Thursday, January 31, 2013

Apology to Mr Simons

Here is my apology to Mr Simons, my tenth grade English teacher:

I borrowed your copy of Mary Shelley's Frankenstein to read, as assigned.
I ripped off the back cover, which had "Mr. Simons" written on it.
When I got to class again with the book, I pretended that the book was my  own.
I lied when you called me out about it.
You were rightfully incredulous that I was lying.
I've felt guilty about this for the last 15 or so years.

Ben

5 comments:

Asa said...

Look him up and return it.

Olivia/Liver said...

Look him up and return the book along with this apology. (If you no longer have the book, get an upgrade replacement.)

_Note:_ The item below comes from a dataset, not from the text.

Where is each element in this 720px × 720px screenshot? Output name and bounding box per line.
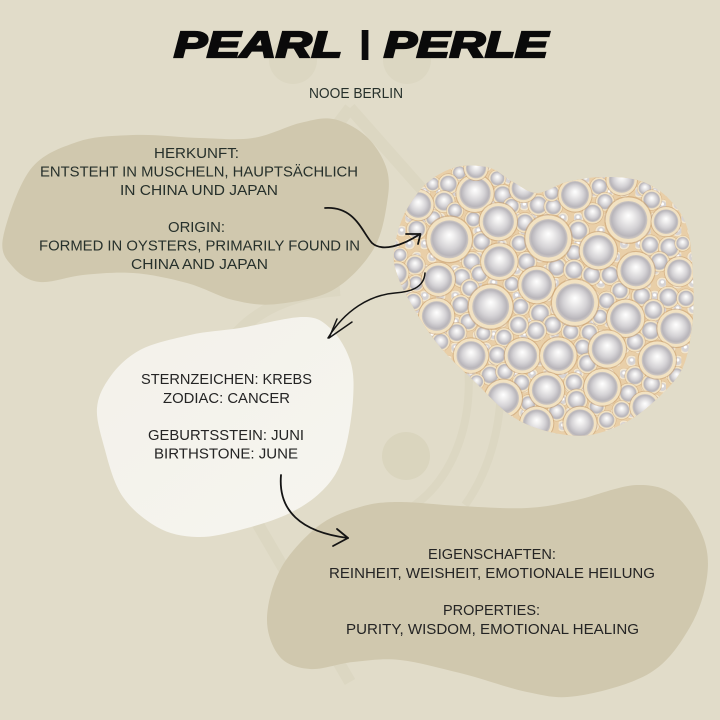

Do you know what your motivation was behind these actions...?

Unknown said...

Thanks for the comments, y'all. I like your suggestions and I'm gonna ask some high school friends for some leads...

My motivation: well, part of the motivation had to have been efficiency, in a teenage mind... like "how can I do this guy's assigned reading with the least amount of personal investment?"

And the answer was to make his loaner book mine, and lie about it. Avoided paying for it, going out to the store for it, asking anyone else...you see where I'm going with it.

My motivation for writing this is a little off-loading, trying to rid myself of some of the guilt. Its funny how guilt stays around - and from lots of different scenarios.

Olivia/Liver said...

But... Couldn't you have just returned his loaner / admitted it wasn't yours with the same minimal amount of personal investment? (If it was a short-term loan initially, couldn't you have asked to borrow it a little longer?) Sorry, but given my impression of you, "efficiency" doesn't feel like the whole story... (I apologize if this is coming off as antagonistic, it is not intended to be such.)

Yeah, the feelings that we don't allow ourselves to deal with tend to linger (and sometimes fester). Yay for not being robots (yet)...?

Anonymous said...

honestly, I am not all that surprised...way to be you and own it Ben.